Ambos hermosos al ser observados como espacios individuales. Belleza que se ve multiplicada cuando levantas la vista y tienes el privilegio de observar la grandeza que juntos componen. Y cuando descubres estos paisajes, la idea preconcebida que tenías sobre la necesidad de elegir entre “playa o montaña” se desvanece. No existía tal necesidad.

Mientras muchos dedican su tiempo a poner límites, a marcar diferencias y a encasillar, la naturaleza nos demuestra que formamos parte de un todo. Todo es gradual, los límites no existen. Los límites los dibujamos nosotros para tratar de entender, clasificar y ordenar un mundo tan complejo y diverso que en tantas ocasiones se escapa a nuestro entendimiento.
La gota de lluvia que cae sobre la cumbre se desliza dejándose llevar por la ladera de la montaña. A ella se unen más gotas que finalmente desembocan en el mar y poco después, el agua se evapora y de nuevo se condensa para dar paso a la lluvia. ¿Acaso esta gota se detiene a marcar el límite entre un estado y otro? Se deja llevar, forma parte de un ciclo, de un todo. Es lluvia, es río, es mar y es nube, no puede ser encasillada.

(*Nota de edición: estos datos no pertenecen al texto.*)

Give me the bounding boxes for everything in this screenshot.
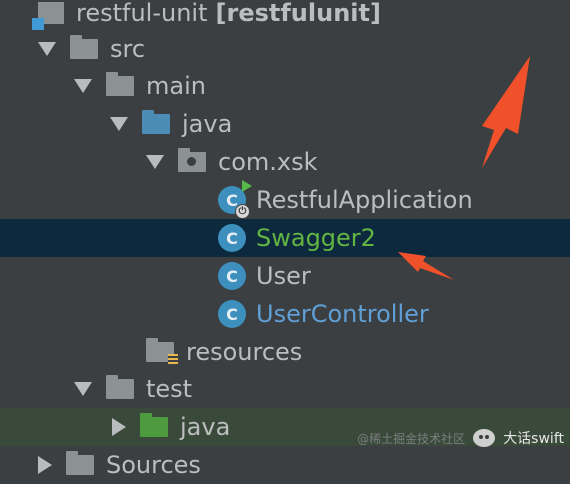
watermark: @稀土掘金技术社区 大话swift: [357, 428, 564, 448]
root-module-tag: [restfulunit]: [215, 0, 381, 27]
annotation-arrow-large: [482, 56, 530, 168]
class-icon: C: [218, 224, 246, 252]
tree-row-class[interactable]: C UserController: [0, 295, 570, 333]
tree-label-src: src: [110, 35, 146, 63]
watermark-brand: 大话swift: [503, 431, 564, 447]
tree-row-class[interactable]: C ⏻ RestfulApplication: [0, 180, 570, 219]
tree-label-package: com.xsk: [218, 148, 318, 176]
chevron-right-icon[interactable]: [38, 456, 52, 474]
chevron-down-icon[interactable]: [74, 79, 92, 93]
class-name: User: [256, 262, 311, 290]
annotation-arrow-shape: [398, 252, 454, 280]
class-icon: C: [218, 300, 246, 328]
tree-row-resources[interactable]: resources: [0, 333, 570, 371]
root-module-name: restful-unit: [76, 0, 208, 27]
tree-label-test: test: [146, 375, 193, 403]
folder-icon: [106, 72, 134, 96]
tree-label-main: main: [146, 72, 206, 100]
source-folder-icon: [142, 110, 170, 134]
class-icon: C ⏻: [218, 180, 252, 219]
spring-boot-icon: ⏻: [235, 204, 250, 219]
class-name: RestfulApplication: [256, 186, 473, 214]
tree-row-root[interactable]: restful-unit [restfulunit]: [0, 0, 570, 32]
wechat-icon: [473, 429, 496, 447]
class-name: Swagger2: [256, 224, 376, 252]
tree-label-resources: resources: [186, 338, 303, 366]
tree-row-test[interactable]: test: [0, 370, 570, 408]
tree-row-partial[interactable]: Sources: [0, 446, 570, 484]
chevron-down-icon[interactable]: [110, 117, 128, 131]
class-name: UserController: [256, 300, 429, 328]
tree-row-class-selected[interactable]: C Swagger2: [0, 219, 570, 257]
run-badge-icon: [242, 180, 252, 192]
chevron-down-icon[interactable]: [38, 42, 56, 56]
resources-folder-icon: [146, 338, 178, 366]
chevron-down-icon[interactable]: [74, 382, 92, 396]
annotation-arrow-shape: [482, 56, 530, 168]
watermark-faint-text: @稀土掘金技术社区: [357, 431, 466, 446]
test-folder-icon: [140, 413, 168, 437]
folder-icon: [66, 451, 94, 475]
tree-label-java-main: java: [182, 110, 233, 138]
tree-row-class[interactable]: C User: [0, 257, 570, 295]
chevron-down-icon[interactable]: [146, 155, 164, 169]
class-icon: C: [218, 262, 246, 290]
tree-label-partial: Sources: [106, 451, 201, 479]
module-icon: [32, 2, 64, 30]
chevron-right-icon[interactable]: [112, 418, 126, 436]
folder-icon: [106, 375, 134, 399]
annotation-arrow-small: [398, 252, 454, 280]
package-icon: [178, 148, 206, 172]
folder-icon: [70, 35, 98, 59]
tree-label-java-test: java: [180, 413, 231, 441]
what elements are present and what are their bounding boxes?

Mar y montaña formando parte de un mismo paisaje. A veces la escalada hasta la cima de la montaña se puede alargar incluso varios días, haciéndote creer que has abandonado la playa. Pero entonces pisas la cima y al asomarte para contemplar esa maravilla de la naturaleza, te das cuenta de que aunque tus pies se apoyen sobre la montaña, sigues estando en el mar.